Crikey‘s list of criteria for determining Australia’s worst climate culprits encompasses their role in setting climate policy, the level of emissions they’re responsible for, how much political influence their companies wield to undermine climate action and how they can influence public debate and political reactions.
The list is headed by Clive Palmer, Scott Morrison and Rupert Murdoch; yesterday, we added Barnaby Joyce, Grant King and Richard Goyder. Today, we’ve unearthed even more:
As chair of Santos, fossil-fuel industry veteran Keith Spence leads Australia’s joint-worst climate culprit, a colossal greenhouse emitter dedicated to influencing politicians to deliver for his company through massive political donations and a network of former and current political staffers. When the history of how the world entered a climate catastrophe is written decades from now, it will be littered with corporate culprits like Spence and Woodside’s Richard Goyder.
While of limited political talent and prone to scandal, the climate denialist Liberal has been Morrison’s point man on his program of supporting fossil-fuel industries and delaying climate action. His latest initiative in his “No Coal Company Left Behind” program is his so-called CoalKeeper tax, which would inflate household energy bills by up to $400 a year to keep his party’s coal industry donors going. The states and territories have headed that one off for the moment, but expect Taylor to keep fighting for fossil fuels.

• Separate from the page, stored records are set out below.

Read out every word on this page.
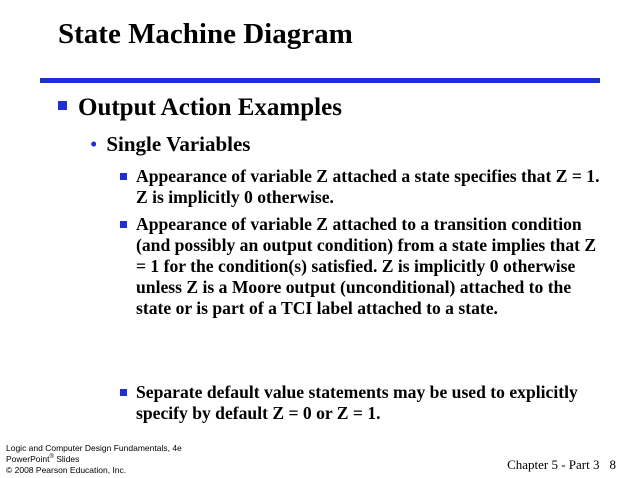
State Machine Diagram
Output Action Examples
• Single Variables
Appearance of variable Z attached a state specifies that Z = 1. Z is implicitly 0 otherwise.
Appearance of variable Z attached to a transition condition (and possibly an output condition) from a state implies that Z = 1 for the condition(s) satisfied. Z is implicitly 0 otherwise unless Z is a Moore output (unconditional) attached to the state or is part of a TCI label attached to a state.
Separate default value statements may be used to explicitly specify by default Z = 0 or Z = 1.
Logic and Computer Design Fundamentals, 4e
PowerPoint® Slides
© 2008 Pearson Education, Inc.	Chapter 5 - Part 3 8
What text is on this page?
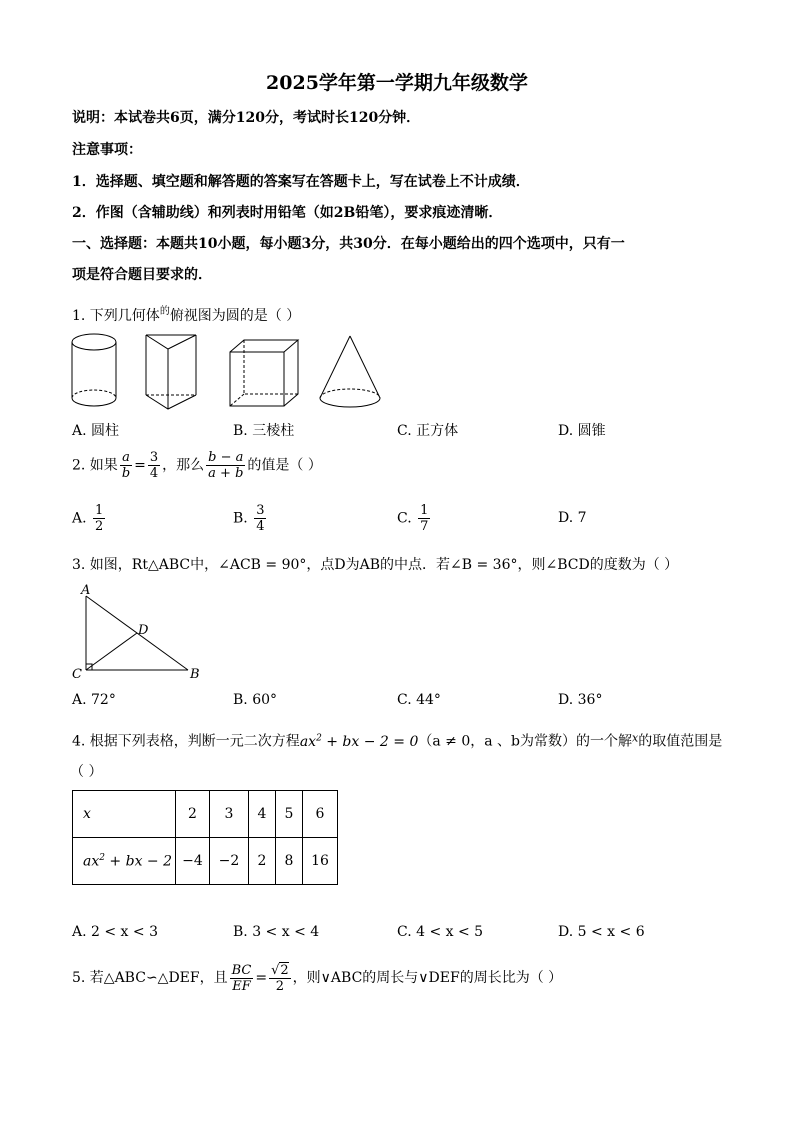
2025学年第一学期九年级数学
说明：本试卷共6页，满分120分，考试时长120分钟．
注意事项：
1．选择题、填空题和解答题的答案写在答题卡上，写在试卷上不计成绩．
2．作图（含辅助线）和列表时用铅笔（如2B铅笔），要求痕迹清晰．
一、选择题：本题共10小题，每小题3分，共30分．在每小题给出的四个选项中，只有一
项是符合题目要求的．
1. 下列几何体$^的$俯视图为圆的是（ ）
A. 圆柱	B. 三棱柱	C. 正方体	D. 圆锥
2. 如果 $\frac{a}{b} = \frac{3}{4}$ ，那么 $\frac{b - a}{a + b}$ 的值是（ ）
A. $\frac{1}{2}$	B. $\frac{3}{4}$	C. $\frac{1}{7}$	D. 7
3. 如图，Rt△ABC中，∠ACB = 90°，点D为AB的中点．若∠B = 36°，则∠BCD的度数为（ ）
A
D
C	B
A. 72°	B. 60°	C. 44°	D. 36°
4. 根据下列表格，判断一元二次方程$ax^2$ + bx − 2 = 0（a ≠ 0，a 、b为常数）的一个解$^x$的取值范围是
（ ）
x	2	3	4	5	6
$ax^2$ + bx − 2	−4	−2	2	8	16
A. 2 < x < 3	B. 3 < x < 4	C. 4 < x < 5	D. 5 < x < 6
5. 若△ABC∽△DEF，且 $\frac{BC}{EF} = \frac{√2}{2}$ ，则∨ABC的周长与∨DEF的周长比为（ ）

While Rinehart keeps a lower profile than other mining magnates, she’s a key backer of Joyce and has extensive interests in coal via Hancock Prospecting’s joint venture with India’s GVK to export coal from the Galilee Basin in Queensland. Rinehart is an active climate denialist who funds denialist outfits like the Institute of Public Affairs, and claims to know no scientists “who believe adding more carbon dioxide to the atmosphere will have any significant effect on climate change”.